Interviewer: In Arizona do police blood draws occur only in DUI cases? What’s the legality of it?

Mike: In Arizona and all the United States, police cannot lawfully search or seize any evidence from you without a warrant. To get a warrant, they must have probable cause that the evidence they’re searching for is related to the crime they think you committed.

Police have to sign an affidavit or do a verbal under oath affidavit to a judge telling him the reason they need blood. If they establish probable cause and a judge signs it, a valid search warrant enables them to force somebody to have their blood drawn.

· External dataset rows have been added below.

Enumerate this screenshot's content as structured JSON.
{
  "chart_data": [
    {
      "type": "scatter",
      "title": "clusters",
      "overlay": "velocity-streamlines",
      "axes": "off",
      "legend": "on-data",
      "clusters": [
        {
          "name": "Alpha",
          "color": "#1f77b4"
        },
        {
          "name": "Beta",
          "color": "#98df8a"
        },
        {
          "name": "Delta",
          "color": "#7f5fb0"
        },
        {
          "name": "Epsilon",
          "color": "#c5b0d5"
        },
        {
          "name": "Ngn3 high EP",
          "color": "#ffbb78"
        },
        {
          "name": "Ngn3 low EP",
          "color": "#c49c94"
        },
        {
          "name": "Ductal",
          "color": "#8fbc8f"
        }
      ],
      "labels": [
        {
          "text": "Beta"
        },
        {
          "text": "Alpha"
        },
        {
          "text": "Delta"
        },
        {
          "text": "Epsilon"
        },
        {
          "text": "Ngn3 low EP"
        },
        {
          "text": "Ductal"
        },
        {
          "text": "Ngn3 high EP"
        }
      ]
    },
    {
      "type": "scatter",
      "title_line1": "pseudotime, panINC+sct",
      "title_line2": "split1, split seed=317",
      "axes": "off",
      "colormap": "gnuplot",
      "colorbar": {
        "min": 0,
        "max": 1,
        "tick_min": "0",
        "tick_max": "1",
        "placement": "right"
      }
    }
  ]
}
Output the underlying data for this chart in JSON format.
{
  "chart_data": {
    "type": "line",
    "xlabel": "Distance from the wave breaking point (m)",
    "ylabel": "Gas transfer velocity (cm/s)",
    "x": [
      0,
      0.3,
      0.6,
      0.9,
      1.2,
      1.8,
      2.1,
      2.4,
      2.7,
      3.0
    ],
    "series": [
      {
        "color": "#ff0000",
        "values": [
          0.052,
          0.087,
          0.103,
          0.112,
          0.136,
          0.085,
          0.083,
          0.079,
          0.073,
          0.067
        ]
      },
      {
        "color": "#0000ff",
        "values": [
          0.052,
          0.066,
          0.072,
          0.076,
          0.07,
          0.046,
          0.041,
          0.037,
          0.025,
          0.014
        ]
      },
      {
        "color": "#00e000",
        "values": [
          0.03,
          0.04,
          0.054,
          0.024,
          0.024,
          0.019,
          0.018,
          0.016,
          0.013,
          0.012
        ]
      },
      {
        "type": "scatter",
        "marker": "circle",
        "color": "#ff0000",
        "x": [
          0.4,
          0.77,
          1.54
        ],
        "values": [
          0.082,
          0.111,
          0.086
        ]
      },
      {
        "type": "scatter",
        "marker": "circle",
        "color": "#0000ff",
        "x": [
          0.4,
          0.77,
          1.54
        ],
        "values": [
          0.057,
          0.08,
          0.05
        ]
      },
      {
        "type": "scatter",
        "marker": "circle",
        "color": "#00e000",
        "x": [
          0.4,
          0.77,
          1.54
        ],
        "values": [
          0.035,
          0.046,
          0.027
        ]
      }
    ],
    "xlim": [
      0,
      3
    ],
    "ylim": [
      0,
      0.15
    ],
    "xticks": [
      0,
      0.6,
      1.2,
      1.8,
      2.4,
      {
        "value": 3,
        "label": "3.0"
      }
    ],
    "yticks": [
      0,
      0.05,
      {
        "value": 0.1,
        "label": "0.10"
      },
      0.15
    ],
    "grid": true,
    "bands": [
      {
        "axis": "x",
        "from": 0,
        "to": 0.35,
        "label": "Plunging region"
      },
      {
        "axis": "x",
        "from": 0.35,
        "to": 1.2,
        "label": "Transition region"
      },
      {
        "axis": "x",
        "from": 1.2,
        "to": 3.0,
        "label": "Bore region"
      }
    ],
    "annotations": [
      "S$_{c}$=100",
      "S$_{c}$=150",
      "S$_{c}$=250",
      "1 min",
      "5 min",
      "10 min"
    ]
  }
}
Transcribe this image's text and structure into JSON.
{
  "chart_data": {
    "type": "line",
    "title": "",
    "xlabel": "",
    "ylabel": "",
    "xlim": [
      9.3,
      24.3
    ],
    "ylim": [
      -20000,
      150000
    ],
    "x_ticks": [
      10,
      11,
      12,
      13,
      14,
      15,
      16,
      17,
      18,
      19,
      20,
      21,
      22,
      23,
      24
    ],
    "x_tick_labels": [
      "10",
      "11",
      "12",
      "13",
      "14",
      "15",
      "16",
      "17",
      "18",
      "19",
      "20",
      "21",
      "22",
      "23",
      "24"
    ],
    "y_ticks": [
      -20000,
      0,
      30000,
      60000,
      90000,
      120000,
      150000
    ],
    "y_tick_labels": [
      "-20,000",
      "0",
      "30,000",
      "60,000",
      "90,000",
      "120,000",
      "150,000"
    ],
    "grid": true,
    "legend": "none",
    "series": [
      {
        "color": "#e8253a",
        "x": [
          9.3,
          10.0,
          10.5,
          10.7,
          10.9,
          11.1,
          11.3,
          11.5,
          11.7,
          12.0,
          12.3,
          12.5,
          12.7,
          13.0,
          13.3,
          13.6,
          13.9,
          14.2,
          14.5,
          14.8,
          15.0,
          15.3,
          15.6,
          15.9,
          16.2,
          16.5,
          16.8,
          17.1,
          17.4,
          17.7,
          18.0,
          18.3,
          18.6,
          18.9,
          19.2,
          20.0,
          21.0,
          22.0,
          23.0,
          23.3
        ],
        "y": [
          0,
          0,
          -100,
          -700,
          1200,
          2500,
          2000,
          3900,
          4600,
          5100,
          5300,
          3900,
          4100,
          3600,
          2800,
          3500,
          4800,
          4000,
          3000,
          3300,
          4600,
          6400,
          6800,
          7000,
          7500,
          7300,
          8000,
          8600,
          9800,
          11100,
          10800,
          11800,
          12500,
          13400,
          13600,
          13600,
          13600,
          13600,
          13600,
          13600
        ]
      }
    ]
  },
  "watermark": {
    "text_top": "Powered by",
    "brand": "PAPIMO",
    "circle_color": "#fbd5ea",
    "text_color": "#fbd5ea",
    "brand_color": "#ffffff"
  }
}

That usually happens in DUI cases, vehicular homicide cases or vehicular aggravated assault cases. It’s possible it could be done in other types of crimes. It’s just more common in cases that involve vehicles.

Interviewer: Where do blood draws happen? Can the police themselves hold you down and put a needle in you?

Mike: It has to be done by a certified phlebotomist. Some cities, such as Scottsdale, take suspects in DUI cases to a hospital and blood is drawn there. In other cities, a lot of the officers are certified phlebotomists and able to draw blood anywhere.

Sometimes they draw blood on the side of the road. Sometimes they do it in a police station. If the officer is a certified phlebotomist, the blood draw can happen anywhere. With a valid warrant, they can literally hold a person down and draw blood.

Interviewer: How fast can police get a warrant to draw blood ?

Mike: The time it takes to get a warrant varies. I’ve seen cases where an officer calls an on-call judge anytime of night and gives information needed for a warrant. The judge can sign a warrant and fax it where they are. Sometimes that happens as quick as fifteen minutes. I’ve also seen situations where it takes as long as two hours for the warrant to come back.

Interviewer: Do forced blood draws tend to happen more on the roadside, the police station or the hospital?

Mike: They’re usually at a DUI task force, which is a makeshift station; or a police station or hospital. The forced draw usually occurs when someone refuses to let officers draw blood even after the warrant is shown.

Interviewer: How long does it take to get blood test results?

Mike: It can take 30 days. A good average is about 45 days from when the blood was drawn. In Arizona, many DUI arrests happen every single week. The crime labs they send blood to are very busy because more police agencies are moving from breath to blood draws.